The circular economy model values energy and labour as well as materials. 

The circular system uses bio-based materials, and avoids using non-renewable resources, by pioneering many different uses of that material during the cycle between the economy and natural system.

Think about how you could develop ideas to reuse the materials you use daily, instead of ending their cycle immediately in a rubbish bin.
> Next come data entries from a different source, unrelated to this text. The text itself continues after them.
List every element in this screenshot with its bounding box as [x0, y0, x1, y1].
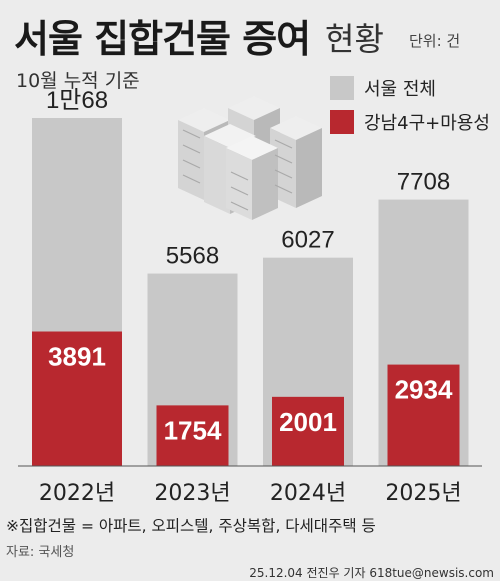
data-label-gangnam-3: 2934: [395, 375, 453, 405]
bar-gangnam-2: [272, 396, 344, 466]
legend-label-gangnam: 강남4구+마용성: [364, 113, 490, 134]
legend: 서울 전체 강남4구+마용성: [330, 74, 490, 142]
bar-gangnam-0: [32, 331, 122, 466]
bar-gangnam-3: [387, 364, 460, 466]
data-label-total-2: 6027: [281, 227, 334, 254]
data-label-gangnam-2: 2001: [279, 407, 337, 437]
legend-item-gangnam: 강남4구+마용성: [330, 108, 490, 136]
data-label-gangnam-1: 1754: [164, 415, 222, 445]
x-tick-label-0: 2022년: [39, 481, 115, 506]
credit-line: 25.12.04 전진우 기자 618tue@newsis.com: [249, 566, 494, 580]
legend-item-total: 서울 전체: [330, 74, 490, 102]
source-label: 자료: 국세청: [6, 545, 75, 560]
apartment-buildings-icon: [178, 96, 322, 220]
legend-swatch-gangnam: [330, 110, 354, 134]
x-tick-label-2: 2024년: [270, 481, 346, 506]
data-label-total-3: 7708: [397, 169, 450, 196]
data-label-total-1: 5568: [166, 243, 219, 270]
data-label-total-0: 1만68: [46, 87, 108, 114]
footnote: ※집합건물 = 아파트, 오피스텔, 주상복합, 다세대주택 등: [6, 517, 376, 535]
unit-label: 단위: 건: [409, 32, 461, 50]
x-tick-label-3: 2025년: [385, 481, 461, 506]
bars-layer: 1만68 3891 5568 1754 6027 2001 7708 2934: [32, 87, 469, 466]
bar-gangnam-1: [156, 405, 229, 466]
x-tick-label-1: 2023년: [154, 481, 230, 506]
legend-swatch-total: [330, 76, 354, 100]
page-subtitle: 현황: [325, 20, 384, 58]
x-axis-labels: 2022년 2023년 2024년 2025년: [39, 481, 462, 506]
legend-label-total: 서울 전체: [364, 79, 436, 100]
basis-label: 10월 누적 기준: [16, 70, 140, 92]
page-title: 서울 집합건물 증여: [14, 17, 311, 61]
data-label-gangnam-0: 3891: [48, 342, 106, 372]
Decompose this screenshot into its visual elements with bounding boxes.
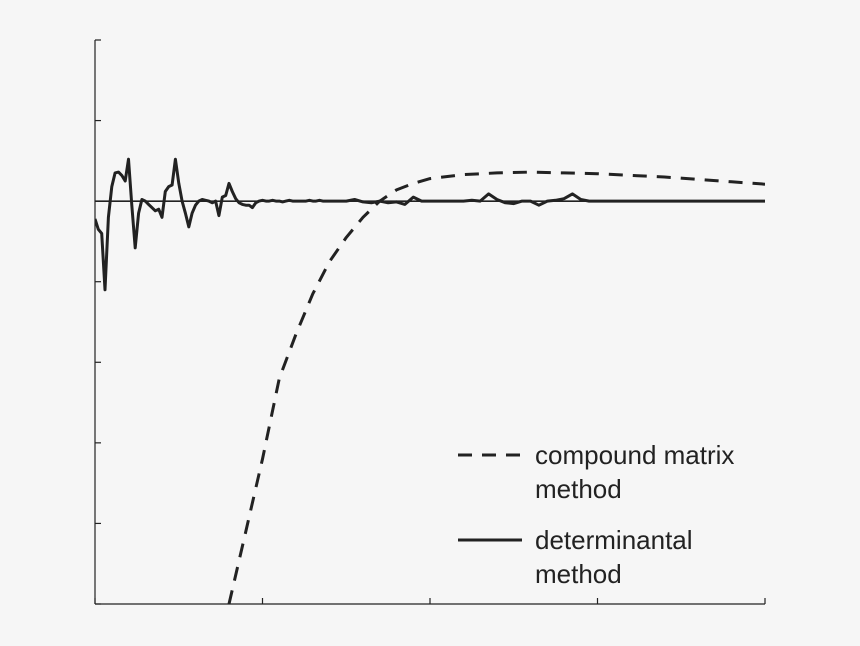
legend-label: determinantal bbox=[535, 525, 693, 555]
legend-label: method bbox=[535, 474, 622, 504]
axes bbox=[94, 39, 766, 605]
legend-label: method bbox=[535, 559, 622, 589]
legend: compound matrix method determinantal method bbox=[458, 440, 734, 589]
series-layer bbox=[95, 157, 765, 604]
legend-compound-matrix: compound matrix method bbox=[458, 440, 734, 504]
legend-label: compound matrix bbox=[535, 440, 734, 470]
series-line-determinantal bbox=[95, 157, 765, 292]
series-line-compound-matrix bbox=[227, 170, 765, 604]
legend-determinantal: determinantal method bbox=[458, 525, 693, 589]
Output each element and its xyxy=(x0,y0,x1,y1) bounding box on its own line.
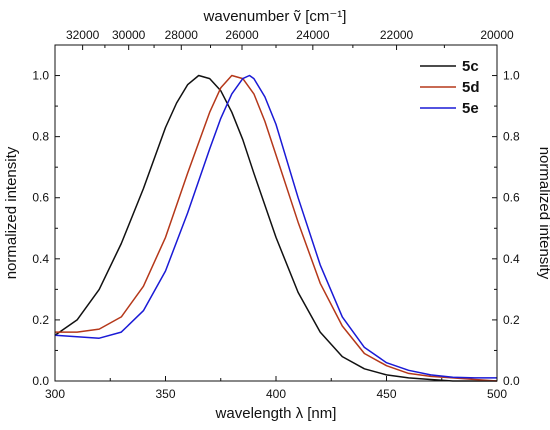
right-axis-title: normalized intensity xyxy=(536,147,550,280)
y-tick-label-left: 0.2 xyxy=(32,313,49,327)
plot-frame xyxy=(54,44,498,382)
top-tick-label: 32000 xyxy=(66,28,100,42)
x-axis-title: wavelength λ [nm] xyxy=(215,405,337,422)
top-tick-label: 20000 xyxy=(480,28,514,42)
top-tick-label: 30000 xyxy=(112,28,146,42)
top-tick-label: 24000 xyxy=(296,28,330,42)
y-tick-label-right: 0.2 xyxy=(503,313,520,327)
y-tick-label-right: 0.8 xyxy=(503,130,520,144)
top-tick-label: 28000 xyxy=(165,28,199,42)
y-tick-label-left: 0.8 xyxy=(32,130,49,144)
legend-label-5c: 5c xyxy=(462,58,479,75)
y-tick-label-left: 1.0 xyxy=(32,69,49,83)
y-tick-label-right: 1.0 xyxy=(503,69,520,83)
right-axis-ticks: 0.0 0.2 0.4 0.6 0.8 1.0 xyxy=(492,44,520,388)
series-line-5e xyxy=(54,74,497,379)
y-tick-label-right: 0.6 xyxy=(503,191,520,205)
x-tick-label: 450 xyxy=(376,387,396,401)
top-tick-label: 22000 xyxy=(380,28,414,42)
x-tick-label: 500 xyxy=(487,387,507,401)
y-tick-label-right: 0.0 xyxy=(503,374,520,388)
y-tick-label-right: 0.4 xyxy=(503,252,520,266)
x-tick-label: 300 xyxy=(45,387,65,401)
left-axis-ticks: 0.0 0.2 0.4 0.6 0.8 1.0 xyxy=(32,44,60,388)
y-tick-label-left: 0.4 xyxy=(32,252,49,266)
series-layer xyxy=(54,74,498,382)
legend: 5c 5d 5e xyxy=(420,58,480,117)
top-axis-title: wavenumber ṽ [cm⁻¹] xyxy=(203,8,347,25)
y-tick-label-left: 0.0 xyxy=(32,374,49,388)
legend-label-5d: 5d xyxy=(462,79,480,96)
y-tick-label-left: 0.6 xyxy=(32,191,49,205)
x-tick-label: 400 xyxy=(266,387,286,401)
series-line-5d xyxy=(55,74,498,382)
left-axis-title: normalized intensity xyxy=(3,146,20,279)
top-tick-label: 26000 xyxy=(225,28,259,42)
series-line-5c xyxy=(54,74,497,382)
x-tick-label: 350 xyxy=(155,387,175,401)
legend-label-5e: 5e xyxy=(462,100,479,117)
x-axis-ticks: 300 350 400 450 500 xyxy=(45,376,507,401)
top-axis-ticks: 32000 30000 28000 26000 24000 22000 20000 xyxy=(66,28,514,50)
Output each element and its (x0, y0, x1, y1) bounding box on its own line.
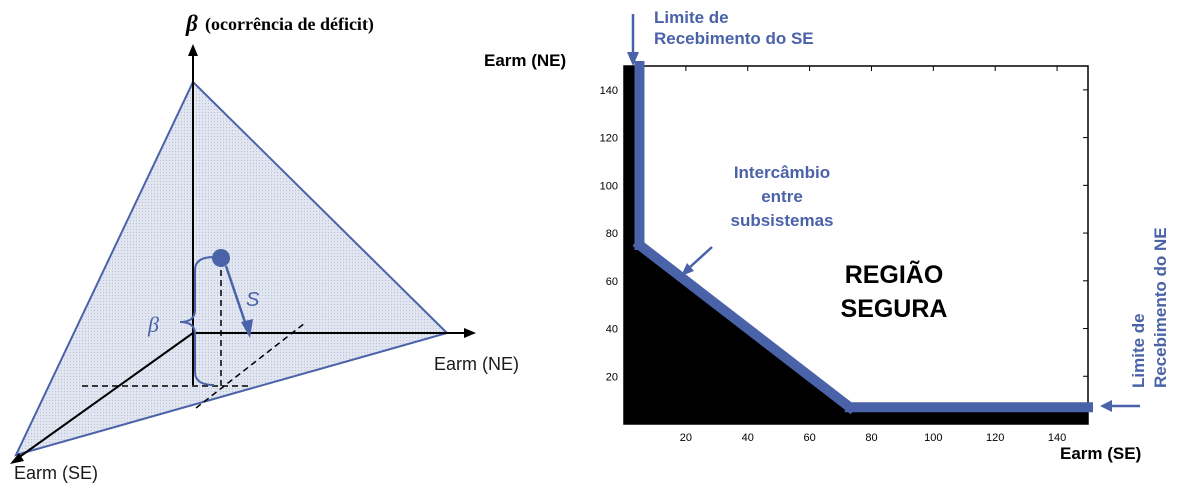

Example of how circular economy can/does exist in our everyday life:

  1. Buying products that are known for their prolonged lifespan. Yes, they might cost a bit more, but it will save you money in the long run. If I shop for clothes, I don’t shy from buying more expensive items when I know that the quality is much better, meaning I’ll be able to wear them for longer than fast-fashion items. Besides, usually, if you spend small amounts of money on pieces of clothing, you don’t treasure them as much as you do when you spend more. It’s in human nature; if something is cheap or free, we don’t think it has much value. 
  2. Reuse and redistribute items you have and don’t use; sell or buy second hand. I don’t only have clothes in mind, but electronics too. I recently purchased a refurbished keyboard for my iPod, and I’m planning on continuing this tradition. My granny always fixed clothes, and that included tights as well. Of course, the everyday realities of living in a communist country were very different to a democratic country. The reuse aspect of the economy was driven by the limited access to goods.
  3. Try to find a second life for your products, re-design them. When I was a kid, clothes that weren’t useable any longer were re-sawn or used as cleaning cloths for furniture’s, kitchen table and shoes.  
  4. Not buying everything that we think we need to use only once. When I was growing up, neighbours used to borrow stuff from one another. Hardly anyone had a collection of perfect tools lying around. Everything and anything can be borrowed nowadays. And even of this writing, H&M in the UK is lending people suits for job interviews. This is pretty sweet, and ladies and gentlemen, H&M is onto something. So, watch that space.
  5. Returning used materials and components to the natural environment as nutrients. Once the product or material cycle has ended, it should be returned to nature instead of creating heaps of waste—for example, organic waste can go back straight into the soil. What else that you use can go right back to the soil?

Think about how you could use ideas incorporated in the circular economy model to improve your everyday life or your business, while focusing on becoming less wasteful and more mindful about the negative effects the traditional linear economy has on our planet and our daily lives.